Marceline Loridan-Ivens s’appelait encore Rozenberg lorsqu’elle a été arrêtée à Bollène, au château acheté par son père dans cette commune du Vaucluse – peut-être même en achetant le château et ses vignes tout autour, tu avais cru un peu au maréchal Pétain qui prônait le retour à la terre. Trop cru à la zone dite libre. Au maire et au commissaire du village qui t’avaient promis qu’ils nous préviendraient –, transférée à la prison Ste Anne à Avignon, puis direction Marseille et Drancy, la suite on la connaît. Mais que sait-on vraiment de cet enfer programmé, de cette destruction planifiée ? Et tu n’es pas revenurépond à cette question, directement, frontalement.
« Nous dormions dans des chambres de deux ou trois, toutes par terre, au pied des lits vides couverts de draps blancs, incapables de supporter l’accueil d’un matelas. Et nous ne pensions qu’à manger. Notre dos était encore là-bas sur les planches de la coya, notre estomac ici, nous étions démembrées, contradictoires. Nous étions des miracles ».

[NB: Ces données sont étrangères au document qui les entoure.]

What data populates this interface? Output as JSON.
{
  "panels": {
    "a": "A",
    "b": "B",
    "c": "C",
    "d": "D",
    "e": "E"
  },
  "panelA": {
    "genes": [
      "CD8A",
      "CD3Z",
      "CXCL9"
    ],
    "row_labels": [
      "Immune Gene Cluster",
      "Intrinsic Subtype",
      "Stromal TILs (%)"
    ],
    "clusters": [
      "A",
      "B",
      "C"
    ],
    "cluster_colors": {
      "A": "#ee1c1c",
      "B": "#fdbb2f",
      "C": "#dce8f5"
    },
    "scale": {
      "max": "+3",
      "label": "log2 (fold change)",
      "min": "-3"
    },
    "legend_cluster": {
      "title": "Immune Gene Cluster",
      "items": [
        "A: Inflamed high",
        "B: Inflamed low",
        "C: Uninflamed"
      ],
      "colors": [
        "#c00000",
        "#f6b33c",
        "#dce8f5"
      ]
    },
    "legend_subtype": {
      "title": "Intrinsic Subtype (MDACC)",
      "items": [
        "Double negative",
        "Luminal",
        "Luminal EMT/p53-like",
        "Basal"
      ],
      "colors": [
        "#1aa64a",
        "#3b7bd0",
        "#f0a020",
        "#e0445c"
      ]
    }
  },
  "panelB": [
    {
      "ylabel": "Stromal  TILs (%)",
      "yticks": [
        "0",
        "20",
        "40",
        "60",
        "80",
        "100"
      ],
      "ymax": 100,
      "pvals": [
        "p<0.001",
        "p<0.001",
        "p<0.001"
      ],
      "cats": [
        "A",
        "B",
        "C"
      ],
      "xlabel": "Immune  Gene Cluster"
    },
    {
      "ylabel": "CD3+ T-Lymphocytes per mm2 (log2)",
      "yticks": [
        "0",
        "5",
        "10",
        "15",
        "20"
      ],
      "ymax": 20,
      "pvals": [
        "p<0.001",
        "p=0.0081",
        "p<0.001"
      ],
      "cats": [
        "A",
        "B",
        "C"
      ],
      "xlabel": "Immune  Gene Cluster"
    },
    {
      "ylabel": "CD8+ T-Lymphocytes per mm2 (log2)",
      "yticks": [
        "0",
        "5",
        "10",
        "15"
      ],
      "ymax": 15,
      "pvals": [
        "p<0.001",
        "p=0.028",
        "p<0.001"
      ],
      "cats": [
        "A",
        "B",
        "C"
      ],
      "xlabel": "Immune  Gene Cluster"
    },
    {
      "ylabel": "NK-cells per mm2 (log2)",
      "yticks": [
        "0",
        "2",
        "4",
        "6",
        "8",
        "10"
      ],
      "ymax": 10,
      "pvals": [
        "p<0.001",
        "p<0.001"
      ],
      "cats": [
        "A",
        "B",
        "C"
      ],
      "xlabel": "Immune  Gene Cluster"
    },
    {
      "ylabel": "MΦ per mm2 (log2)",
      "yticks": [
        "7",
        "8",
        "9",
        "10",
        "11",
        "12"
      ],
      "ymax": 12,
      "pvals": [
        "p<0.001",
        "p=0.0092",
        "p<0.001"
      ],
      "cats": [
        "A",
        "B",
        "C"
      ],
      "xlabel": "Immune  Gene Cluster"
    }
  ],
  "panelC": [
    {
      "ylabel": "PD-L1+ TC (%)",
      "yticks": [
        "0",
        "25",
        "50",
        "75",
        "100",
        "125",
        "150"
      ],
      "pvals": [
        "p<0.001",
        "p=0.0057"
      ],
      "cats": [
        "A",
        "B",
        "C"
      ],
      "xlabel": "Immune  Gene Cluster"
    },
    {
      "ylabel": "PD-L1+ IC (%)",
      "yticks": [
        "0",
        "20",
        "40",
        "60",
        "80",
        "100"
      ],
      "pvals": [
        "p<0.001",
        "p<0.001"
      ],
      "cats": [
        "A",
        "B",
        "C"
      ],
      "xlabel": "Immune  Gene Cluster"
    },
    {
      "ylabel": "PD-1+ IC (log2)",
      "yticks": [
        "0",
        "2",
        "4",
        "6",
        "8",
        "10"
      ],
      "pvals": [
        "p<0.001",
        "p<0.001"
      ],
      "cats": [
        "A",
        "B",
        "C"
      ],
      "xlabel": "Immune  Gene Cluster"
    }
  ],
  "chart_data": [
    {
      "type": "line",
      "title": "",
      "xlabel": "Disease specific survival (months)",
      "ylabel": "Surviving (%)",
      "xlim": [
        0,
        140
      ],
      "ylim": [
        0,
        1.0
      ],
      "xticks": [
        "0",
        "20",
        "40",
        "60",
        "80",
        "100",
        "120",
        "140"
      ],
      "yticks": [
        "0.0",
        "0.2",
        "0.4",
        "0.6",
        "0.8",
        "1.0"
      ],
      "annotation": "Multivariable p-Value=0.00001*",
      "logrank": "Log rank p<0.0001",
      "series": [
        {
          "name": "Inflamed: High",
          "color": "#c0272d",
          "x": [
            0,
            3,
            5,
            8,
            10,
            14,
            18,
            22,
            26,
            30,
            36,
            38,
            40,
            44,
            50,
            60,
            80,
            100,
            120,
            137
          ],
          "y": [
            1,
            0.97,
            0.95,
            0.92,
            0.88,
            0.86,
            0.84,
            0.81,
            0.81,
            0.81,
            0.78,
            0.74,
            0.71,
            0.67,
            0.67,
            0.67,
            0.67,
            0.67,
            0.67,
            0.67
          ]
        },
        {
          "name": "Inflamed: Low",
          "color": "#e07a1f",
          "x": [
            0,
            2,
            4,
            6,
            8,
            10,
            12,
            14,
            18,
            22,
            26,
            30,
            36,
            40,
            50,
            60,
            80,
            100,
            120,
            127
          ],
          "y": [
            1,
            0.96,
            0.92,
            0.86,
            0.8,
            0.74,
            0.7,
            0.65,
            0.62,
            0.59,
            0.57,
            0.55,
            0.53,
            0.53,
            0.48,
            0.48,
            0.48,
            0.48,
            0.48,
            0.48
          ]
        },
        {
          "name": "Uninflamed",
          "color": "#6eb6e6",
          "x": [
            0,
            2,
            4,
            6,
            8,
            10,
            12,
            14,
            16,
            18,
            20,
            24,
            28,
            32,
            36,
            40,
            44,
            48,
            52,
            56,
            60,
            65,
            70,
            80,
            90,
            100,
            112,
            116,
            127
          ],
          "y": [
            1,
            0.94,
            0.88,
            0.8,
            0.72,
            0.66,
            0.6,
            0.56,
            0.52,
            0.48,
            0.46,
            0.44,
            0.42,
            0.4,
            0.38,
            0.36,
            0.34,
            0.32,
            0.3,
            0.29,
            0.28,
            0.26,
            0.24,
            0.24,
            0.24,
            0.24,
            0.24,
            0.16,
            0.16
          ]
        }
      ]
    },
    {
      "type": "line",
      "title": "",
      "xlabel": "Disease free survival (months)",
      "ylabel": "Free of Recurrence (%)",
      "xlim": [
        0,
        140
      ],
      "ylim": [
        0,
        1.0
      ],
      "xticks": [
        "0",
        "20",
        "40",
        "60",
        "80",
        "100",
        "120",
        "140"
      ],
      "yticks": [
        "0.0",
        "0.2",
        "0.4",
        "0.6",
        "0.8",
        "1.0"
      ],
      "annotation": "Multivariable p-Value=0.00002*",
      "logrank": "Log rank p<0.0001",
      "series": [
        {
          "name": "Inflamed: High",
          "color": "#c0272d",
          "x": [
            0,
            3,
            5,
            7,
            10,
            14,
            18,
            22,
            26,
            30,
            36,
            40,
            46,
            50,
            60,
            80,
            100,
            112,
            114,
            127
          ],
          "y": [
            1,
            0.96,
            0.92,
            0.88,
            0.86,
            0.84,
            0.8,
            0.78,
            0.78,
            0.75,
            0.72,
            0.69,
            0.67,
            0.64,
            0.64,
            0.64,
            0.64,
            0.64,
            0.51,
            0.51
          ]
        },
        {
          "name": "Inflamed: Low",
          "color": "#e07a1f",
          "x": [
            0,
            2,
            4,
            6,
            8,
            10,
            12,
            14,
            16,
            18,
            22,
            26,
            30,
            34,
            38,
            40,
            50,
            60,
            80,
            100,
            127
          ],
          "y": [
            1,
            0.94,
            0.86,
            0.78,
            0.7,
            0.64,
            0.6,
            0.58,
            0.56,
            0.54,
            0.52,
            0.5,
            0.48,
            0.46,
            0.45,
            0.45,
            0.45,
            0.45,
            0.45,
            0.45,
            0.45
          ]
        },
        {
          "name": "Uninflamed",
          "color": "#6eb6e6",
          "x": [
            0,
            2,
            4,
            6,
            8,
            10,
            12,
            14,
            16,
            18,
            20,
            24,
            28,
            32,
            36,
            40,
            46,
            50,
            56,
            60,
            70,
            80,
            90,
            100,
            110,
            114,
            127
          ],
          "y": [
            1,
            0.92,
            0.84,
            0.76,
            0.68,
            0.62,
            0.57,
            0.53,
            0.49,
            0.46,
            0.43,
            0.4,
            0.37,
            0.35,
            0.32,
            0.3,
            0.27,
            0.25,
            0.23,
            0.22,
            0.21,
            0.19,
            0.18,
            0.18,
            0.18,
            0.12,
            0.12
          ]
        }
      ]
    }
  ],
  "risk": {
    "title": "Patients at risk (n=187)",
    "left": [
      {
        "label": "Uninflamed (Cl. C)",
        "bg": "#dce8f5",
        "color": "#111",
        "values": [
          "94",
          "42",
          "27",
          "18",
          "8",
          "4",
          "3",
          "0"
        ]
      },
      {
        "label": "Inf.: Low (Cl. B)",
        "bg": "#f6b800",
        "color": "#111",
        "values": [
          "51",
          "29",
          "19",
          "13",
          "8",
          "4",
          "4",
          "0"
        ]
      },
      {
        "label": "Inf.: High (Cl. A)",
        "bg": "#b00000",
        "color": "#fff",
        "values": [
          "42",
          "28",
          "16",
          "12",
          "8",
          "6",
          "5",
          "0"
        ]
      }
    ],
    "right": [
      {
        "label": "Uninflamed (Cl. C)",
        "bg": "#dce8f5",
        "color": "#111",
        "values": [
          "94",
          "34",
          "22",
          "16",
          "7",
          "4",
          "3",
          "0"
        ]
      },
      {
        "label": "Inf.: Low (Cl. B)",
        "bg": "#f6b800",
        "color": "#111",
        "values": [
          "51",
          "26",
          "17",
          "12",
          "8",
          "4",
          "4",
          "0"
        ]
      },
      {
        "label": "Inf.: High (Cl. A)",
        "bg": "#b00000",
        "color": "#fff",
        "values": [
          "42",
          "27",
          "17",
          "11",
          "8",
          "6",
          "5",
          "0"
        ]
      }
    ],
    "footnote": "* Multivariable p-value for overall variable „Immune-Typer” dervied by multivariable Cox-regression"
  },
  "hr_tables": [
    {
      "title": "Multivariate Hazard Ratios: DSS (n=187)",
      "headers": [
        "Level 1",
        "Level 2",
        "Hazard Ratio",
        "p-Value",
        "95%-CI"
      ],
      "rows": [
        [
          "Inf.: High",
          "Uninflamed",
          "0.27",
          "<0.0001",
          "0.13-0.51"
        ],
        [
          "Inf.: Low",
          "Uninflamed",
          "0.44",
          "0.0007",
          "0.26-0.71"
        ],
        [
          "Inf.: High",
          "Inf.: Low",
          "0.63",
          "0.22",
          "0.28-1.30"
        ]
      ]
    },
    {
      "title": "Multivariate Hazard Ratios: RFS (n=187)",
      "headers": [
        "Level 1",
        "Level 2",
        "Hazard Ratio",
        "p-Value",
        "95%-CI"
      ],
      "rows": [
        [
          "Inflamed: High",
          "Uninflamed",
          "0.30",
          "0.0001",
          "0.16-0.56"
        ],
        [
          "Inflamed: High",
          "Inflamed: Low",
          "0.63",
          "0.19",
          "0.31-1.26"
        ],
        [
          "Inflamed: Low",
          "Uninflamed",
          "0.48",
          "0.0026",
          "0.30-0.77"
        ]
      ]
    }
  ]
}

Et tu n’es pas revenu est aussi le récit du retour, retour parmi les vivants, alors que l’on vient du pays de la mort programmée. Un retour où chaque mot est pesé, chaque témoignage soupesé – les gens voulaient m’arracher à mes souvenirs, ils se croyaient logiques, en phase avec le temps qui passe, la roue qui tourne. Il y a la famille, le château de Bollène, Israël, les amies fidèles. Simone qui dérobe des petites cuillères dans les cafés et les restaurants pour ne pas avoir à laper la mauvaise soupe de Birkenau, Marie, on n’aurait pas dû revenir, les rendez-vous réguliers avec celles qui ont échappé à l’enfer et qui ne cessent d’être traversées par la douleur et la colère – ils ne nous pardonneront jamais le mal qu’ils nous ont fait. Mais aussi la vie balagan – ce théâtre ambulant, cette foire, ce fiasco – pas si mal réussie aux cotés du cinéaste Joris Ivens, Comment Yukong déplaça les montagnes et Une histoire de vent, ce merveilleux film sur le souffle de la terre, ce souffle qui traverse les pages de ce petit livre essentiel, ce souffle de vie qu’elle offre à son père soixante ans plus tard, même si la mort continue à rôder.
« J’ai vécu puisque tu voulais que je vive. Mais vécu comme je l’ai appris là-bas, en prenant les jours les uns après les autres. Il y en eut de beaux tout de même. T’écrire m’a fait du bien. En te parlant, je ne me console pas. Je détends juste ce qui m’enserre le cœur ».